Invité de l'émission Des Mots de minuit, le dramaturge Michel Vinaver revient sur sa manière d'écrire, avant d'évoquer sa pièce 11 septembre 2001.

Type de média :
Date de diffusion :
14 juin 2006
Source :

Contexte historique

Né en 1927 à Paris, Michel Vinaver émigre avec sa famille aux Etats-Unis en 1941 et s'engage dans l'armée française de libération en 1944. Encouragé par Camus qu'il a rencontré à New York, il publie deux romans une fois revenu en France, Lataume, en 1950 et L'Objecteur en 1951. En 1956, sa première pièce, Aujourd'hui ou les Coréens est mise en scène par Roger Planchon. De 1953 à 1980, il travaille chez Gillette, comme cadre supérieur, puis comme président directeur-général. Cette expérience professionnelle nourrit son écriture. Il publie par la suite une quinzaine de pièces, parmi lesquelles Les Huissiers (1957), Iphigénie Hôtel (1959), La demande d'emploi (1971), Dissident il va sans dire (1976)... Professeur reconnu d'Etudes théâtrales à l'université, il développe, dans son ouvrage Ecritures dramatiques, une méthode d'analyse dramaturgique qui interroge le mode de fonctionnement de l'oeuvre à partir d'un échantillon du texte. Il est aujourd'hui un des auteurs français contemporains les plus joués.

C'est dans les semaines qui suivirent les attentats du 11 septembre 2001 que Michel Vinaver, choqué par la catastrophe, écrit sa pièce 9/11. Conçue au départ comme un oratorio, elle est rédigée en anglais, la langue de l'événement, avant d'être traduite en français par l'auteur, et éditée par l'Arche en 2002. Après avoir collecté des coupures de presse, des paroles de rescapés et d'hommes politiques, le dramaturge compose son oeuvre sur le principe du collage pour lutter contre la fragilité de la mémoire.
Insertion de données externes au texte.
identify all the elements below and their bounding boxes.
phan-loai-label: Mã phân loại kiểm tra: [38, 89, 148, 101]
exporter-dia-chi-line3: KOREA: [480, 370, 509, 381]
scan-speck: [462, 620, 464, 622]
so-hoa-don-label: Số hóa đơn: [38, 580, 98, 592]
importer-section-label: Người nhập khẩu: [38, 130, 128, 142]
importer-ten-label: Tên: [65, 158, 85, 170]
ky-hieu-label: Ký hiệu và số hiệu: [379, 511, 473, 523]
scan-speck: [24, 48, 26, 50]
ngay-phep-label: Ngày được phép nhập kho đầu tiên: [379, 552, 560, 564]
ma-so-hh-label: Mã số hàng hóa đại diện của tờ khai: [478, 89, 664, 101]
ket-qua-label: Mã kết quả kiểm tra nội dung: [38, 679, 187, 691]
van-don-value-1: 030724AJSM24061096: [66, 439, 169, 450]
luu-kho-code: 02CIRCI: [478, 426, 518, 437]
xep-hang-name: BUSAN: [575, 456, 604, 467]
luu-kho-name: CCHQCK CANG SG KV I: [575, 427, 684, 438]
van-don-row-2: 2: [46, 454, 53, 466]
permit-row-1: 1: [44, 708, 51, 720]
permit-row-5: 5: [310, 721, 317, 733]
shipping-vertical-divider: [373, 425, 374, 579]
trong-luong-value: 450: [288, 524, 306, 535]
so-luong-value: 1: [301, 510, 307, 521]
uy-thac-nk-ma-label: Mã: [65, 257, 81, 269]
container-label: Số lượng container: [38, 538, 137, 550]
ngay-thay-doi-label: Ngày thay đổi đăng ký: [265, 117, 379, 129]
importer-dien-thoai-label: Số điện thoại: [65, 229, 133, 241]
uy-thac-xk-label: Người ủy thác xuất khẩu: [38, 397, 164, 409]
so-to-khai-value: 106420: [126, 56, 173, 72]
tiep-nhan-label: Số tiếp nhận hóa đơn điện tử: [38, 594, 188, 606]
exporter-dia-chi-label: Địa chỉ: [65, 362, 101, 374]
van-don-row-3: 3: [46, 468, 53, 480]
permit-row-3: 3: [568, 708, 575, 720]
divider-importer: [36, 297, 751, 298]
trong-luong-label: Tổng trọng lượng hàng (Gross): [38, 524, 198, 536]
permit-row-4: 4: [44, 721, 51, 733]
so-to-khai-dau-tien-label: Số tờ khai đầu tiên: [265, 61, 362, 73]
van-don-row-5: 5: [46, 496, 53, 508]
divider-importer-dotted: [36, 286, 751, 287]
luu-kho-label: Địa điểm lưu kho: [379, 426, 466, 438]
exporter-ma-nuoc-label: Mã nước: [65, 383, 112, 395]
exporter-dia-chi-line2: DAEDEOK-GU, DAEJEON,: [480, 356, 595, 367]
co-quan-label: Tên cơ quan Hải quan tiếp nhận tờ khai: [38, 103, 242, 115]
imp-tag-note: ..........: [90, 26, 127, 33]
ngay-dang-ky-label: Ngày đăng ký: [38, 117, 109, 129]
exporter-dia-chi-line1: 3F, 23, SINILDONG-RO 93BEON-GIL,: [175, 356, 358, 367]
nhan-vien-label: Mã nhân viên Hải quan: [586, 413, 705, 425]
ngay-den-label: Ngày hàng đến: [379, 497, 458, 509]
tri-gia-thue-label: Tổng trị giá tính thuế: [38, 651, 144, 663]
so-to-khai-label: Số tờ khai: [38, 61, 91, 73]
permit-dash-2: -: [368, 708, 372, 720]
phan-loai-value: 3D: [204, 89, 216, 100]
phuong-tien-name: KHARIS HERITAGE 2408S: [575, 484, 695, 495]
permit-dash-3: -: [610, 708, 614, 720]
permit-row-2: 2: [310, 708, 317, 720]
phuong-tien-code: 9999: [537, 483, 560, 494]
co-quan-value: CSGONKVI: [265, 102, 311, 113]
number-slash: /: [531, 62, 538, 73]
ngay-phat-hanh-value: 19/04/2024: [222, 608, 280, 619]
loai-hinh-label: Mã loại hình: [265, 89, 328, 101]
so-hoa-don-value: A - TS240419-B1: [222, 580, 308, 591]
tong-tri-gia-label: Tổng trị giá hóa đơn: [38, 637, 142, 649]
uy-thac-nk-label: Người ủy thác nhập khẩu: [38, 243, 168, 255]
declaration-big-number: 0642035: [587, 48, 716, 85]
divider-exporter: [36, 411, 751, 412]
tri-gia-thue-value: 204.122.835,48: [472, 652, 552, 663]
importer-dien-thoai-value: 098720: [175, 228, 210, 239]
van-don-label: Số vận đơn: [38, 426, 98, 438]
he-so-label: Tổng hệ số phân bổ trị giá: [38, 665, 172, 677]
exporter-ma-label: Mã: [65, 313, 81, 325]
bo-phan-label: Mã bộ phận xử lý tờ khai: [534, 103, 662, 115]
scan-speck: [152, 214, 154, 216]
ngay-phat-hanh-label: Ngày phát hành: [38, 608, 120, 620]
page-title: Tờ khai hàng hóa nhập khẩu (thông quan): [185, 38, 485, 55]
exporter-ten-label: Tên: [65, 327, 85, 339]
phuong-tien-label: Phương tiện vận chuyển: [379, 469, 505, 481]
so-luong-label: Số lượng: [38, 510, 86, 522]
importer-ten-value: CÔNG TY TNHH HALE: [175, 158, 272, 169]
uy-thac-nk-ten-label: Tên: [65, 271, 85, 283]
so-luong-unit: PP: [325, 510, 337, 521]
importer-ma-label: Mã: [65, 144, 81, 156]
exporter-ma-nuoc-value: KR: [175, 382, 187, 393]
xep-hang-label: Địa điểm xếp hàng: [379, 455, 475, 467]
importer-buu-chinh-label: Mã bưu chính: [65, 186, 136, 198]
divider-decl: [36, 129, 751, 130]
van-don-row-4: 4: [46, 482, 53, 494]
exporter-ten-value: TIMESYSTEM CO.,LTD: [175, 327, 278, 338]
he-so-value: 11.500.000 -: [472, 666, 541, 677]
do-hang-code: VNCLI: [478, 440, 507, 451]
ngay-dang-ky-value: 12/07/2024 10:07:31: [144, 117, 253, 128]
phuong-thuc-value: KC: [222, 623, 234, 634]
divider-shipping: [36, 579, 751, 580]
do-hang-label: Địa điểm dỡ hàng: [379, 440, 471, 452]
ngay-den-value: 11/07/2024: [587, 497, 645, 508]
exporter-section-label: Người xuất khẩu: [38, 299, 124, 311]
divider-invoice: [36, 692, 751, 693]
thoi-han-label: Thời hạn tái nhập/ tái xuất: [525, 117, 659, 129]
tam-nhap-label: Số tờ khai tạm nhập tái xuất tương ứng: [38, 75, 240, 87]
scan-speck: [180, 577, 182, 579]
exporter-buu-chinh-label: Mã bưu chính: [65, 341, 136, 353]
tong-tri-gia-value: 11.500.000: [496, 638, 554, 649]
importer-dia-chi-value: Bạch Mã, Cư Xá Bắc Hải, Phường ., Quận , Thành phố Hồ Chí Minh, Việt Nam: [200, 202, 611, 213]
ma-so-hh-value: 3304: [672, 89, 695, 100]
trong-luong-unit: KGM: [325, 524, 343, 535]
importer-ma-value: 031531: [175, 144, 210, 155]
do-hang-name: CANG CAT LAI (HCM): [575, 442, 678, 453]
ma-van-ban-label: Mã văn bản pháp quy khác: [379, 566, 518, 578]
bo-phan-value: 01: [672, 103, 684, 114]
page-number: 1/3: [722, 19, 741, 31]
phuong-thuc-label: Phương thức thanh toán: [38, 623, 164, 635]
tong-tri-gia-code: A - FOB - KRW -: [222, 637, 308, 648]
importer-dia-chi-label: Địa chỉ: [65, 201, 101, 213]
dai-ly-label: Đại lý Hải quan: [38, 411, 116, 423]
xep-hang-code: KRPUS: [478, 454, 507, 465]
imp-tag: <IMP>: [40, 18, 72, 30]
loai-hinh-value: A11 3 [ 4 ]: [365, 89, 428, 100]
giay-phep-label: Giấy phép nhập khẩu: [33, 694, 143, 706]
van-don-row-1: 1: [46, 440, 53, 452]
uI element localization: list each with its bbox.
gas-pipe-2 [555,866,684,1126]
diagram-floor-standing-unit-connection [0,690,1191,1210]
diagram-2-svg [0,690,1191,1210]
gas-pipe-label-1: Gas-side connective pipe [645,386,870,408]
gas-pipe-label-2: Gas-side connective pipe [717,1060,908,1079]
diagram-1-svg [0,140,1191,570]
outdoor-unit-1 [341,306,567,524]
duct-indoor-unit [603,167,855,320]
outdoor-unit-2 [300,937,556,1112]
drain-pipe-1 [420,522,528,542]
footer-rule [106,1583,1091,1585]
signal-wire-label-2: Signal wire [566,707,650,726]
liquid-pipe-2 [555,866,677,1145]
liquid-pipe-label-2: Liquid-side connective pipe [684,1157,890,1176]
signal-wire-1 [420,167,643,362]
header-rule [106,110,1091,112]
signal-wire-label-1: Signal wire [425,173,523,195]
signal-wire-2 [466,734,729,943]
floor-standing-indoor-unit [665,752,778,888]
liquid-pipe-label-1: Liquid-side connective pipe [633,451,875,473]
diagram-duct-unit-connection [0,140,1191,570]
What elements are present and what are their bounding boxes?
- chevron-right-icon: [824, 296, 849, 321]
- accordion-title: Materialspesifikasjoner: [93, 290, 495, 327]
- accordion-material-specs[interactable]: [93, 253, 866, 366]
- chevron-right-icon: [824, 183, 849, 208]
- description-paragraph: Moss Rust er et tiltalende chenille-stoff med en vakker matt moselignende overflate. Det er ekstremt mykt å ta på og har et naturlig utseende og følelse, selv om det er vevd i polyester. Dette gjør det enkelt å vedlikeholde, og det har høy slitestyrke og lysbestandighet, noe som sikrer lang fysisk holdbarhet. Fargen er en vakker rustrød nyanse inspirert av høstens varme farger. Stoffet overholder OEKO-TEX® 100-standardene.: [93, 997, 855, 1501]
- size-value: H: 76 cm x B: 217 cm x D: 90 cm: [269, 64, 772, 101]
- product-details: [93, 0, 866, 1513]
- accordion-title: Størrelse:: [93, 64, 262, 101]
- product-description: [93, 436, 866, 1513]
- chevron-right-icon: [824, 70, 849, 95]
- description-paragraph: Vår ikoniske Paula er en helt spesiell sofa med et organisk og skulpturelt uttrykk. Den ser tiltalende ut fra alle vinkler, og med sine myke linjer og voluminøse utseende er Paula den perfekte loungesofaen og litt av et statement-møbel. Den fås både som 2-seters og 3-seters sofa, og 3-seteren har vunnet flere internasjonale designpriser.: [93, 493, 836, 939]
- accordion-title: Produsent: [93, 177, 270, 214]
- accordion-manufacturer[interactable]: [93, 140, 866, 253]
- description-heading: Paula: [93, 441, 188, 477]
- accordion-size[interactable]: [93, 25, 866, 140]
En 2005, alors que Michel Vinaver et Robert Cantarella sont à Los Angeles à l'occasion de la création de 9/11 avec les jeunes acteurs du CalArts, ils apprennent que l'ambassade de France à Washington retire son soutien au projet : elle craint que certains passages du texte nuisent aux bonnes relations franco-américaines.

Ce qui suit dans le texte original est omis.